Das passt zur oft gehörten Klage aus der Wirtschaft, dass es heutigen Azubis an Reife fehle. Doch da will Weinreich nicht mit einstimmen, selbst wenn die Nachfrage nach Beratung wächst. «Das muss aber nicht heißen, dass die aktuelle Azubi-Generation schwächer ist als vorherige Jahrgänge. In der Beratungspraxis erleben wir eher das Gegenteil, da gibt es eine hohe Leistungsbereitschaft, wenn die Vorzeichen stimmen.»
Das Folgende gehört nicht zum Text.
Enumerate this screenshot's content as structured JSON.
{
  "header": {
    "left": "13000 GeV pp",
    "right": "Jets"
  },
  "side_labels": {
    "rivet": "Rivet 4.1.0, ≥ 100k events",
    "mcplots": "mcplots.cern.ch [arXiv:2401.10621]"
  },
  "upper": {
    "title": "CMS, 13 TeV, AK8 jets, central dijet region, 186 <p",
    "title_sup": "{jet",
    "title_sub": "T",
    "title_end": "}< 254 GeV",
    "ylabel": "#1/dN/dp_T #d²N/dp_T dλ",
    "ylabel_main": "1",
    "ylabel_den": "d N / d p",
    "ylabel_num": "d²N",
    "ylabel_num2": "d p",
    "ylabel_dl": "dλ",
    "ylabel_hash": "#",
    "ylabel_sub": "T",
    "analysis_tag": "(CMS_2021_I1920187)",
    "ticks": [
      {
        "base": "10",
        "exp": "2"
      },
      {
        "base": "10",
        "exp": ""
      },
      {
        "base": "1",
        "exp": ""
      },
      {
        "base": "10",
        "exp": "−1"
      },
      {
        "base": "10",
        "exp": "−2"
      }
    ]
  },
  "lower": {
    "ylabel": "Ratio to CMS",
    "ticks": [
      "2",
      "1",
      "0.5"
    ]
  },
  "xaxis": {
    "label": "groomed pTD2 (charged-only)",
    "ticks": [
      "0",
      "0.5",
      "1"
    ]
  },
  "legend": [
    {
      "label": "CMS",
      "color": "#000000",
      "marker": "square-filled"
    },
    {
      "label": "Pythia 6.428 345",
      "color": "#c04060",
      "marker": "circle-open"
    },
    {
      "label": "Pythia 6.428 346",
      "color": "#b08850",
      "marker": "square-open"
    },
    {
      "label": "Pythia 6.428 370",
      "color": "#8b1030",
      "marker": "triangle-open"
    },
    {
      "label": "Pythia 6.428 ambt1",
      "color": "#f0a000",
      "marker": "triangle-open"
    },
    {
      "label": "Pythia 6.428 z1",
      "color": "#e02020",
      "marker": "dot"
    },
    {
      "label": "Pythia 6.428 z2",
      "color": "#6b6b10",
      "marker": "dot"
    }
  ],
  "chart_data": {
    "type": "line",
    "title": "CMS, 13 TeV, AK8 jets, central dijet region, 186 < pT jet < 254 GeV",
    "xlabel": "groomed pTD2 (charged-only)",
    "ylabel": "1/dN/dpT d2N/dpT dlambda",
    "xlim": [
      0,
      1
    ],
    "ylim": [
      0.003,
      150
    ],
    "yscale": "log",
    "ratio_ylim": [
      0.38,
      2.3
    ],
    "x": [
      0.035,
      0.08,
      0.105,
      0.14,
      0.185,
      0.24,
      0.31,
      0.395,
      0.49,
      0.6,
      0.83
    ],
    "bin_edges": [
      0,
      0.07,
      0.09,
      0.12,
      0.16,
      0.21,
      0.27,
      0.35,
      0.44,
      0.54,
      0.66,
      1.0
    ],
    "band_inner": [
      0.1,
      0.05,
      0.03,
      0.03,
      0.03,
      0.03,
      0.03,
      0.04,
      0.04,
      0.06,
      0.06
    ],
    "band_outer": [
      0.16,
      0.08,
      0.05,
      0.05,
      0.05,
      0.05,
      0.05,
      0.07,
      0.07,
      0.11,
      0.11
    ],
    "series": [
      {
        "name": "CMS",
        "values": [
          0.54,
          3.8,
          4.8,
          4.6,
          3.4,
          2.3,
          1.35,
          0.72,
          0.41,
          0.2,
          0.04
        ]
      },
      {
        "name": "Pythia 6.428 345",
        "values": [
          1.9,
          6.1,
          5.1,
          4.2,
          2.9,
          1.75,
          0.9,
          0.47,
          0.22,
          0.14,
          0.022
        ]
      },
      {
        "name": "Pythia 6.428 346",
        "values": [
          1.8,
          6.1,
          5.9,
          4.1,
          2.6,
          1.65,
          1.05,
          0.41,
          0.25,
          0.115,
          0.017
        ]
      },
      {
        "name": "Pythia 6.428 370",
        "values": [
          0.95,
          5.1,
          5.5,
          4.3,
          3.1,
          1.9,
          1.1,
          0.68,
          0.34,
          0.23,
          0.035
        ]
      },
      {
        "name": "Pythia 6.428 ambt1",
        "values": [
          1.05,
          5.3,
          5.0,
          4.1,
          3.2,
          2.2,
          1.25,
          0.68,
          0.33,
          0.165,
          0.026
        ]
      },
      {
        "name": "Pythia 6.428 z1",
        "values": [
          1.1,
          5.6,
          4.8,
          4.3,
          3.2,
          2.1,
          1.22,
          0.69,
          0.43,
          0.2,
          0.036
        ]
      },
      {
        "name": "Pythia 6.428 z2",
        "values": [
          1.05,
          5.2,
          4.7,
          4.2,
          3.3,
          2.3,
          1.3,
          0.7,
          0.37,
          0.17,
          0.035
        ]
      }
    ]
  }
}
Er vermutet hinter dem steigenden Beratungsbedarf vor allem ein Umdenken bei den Unternehmen. «Die Unternehmen wollen eine langfristige Beziehung zu ihren Azubis schaffen, und da spielt das Thema Gesundheitsvorsorge eine ganz große Rolle.»
Doch was, wenn das eigene Ausbildungsunternehmen noch nicht so weit ist und von sich aus an die Azubi-Gesundheit denkt? Überlastung macht sich auf verschiedenen Wegen bemerkbar, erklärt Manuel Michniok. Das können Rückenschmerzen sein, extreme Müdigkeit, Niedergeschlagenheit. Erster Ansprechpartner sei dann der Ausbilder, danach kommen - falls vorhanden - die Auszubildenden-Vertretung oder der Betriebsrat.
Die gute Nachricht: Den Rauswurf müssen Azubis, die wegen Überlastung um Hilfe rufen, nicht fürchten. «Und nur weil man aus gesundheitlichen Gründen an einem bestimmten Platz nicht arbeiten kann, heißt das ja nicht, dass man gleich die ganze Ausbildung abbrechen muss», erklärt Michniok.
Natürlich seien Extremfälle denkbar, in denen sich die Lehre wirklich nicht beenden lässt, so Michniok - der Mechatroniker zum Beispiel, bei dem eine Kunststoffallergie festgestellt wird. Doch selbst da finde sich oft eine Lösung. «Gerade in Betrieben, die mehrere Ausbildungen anbieten, kann man dann vielleicht in einen anderen Ausbildungsberuf wechseln.»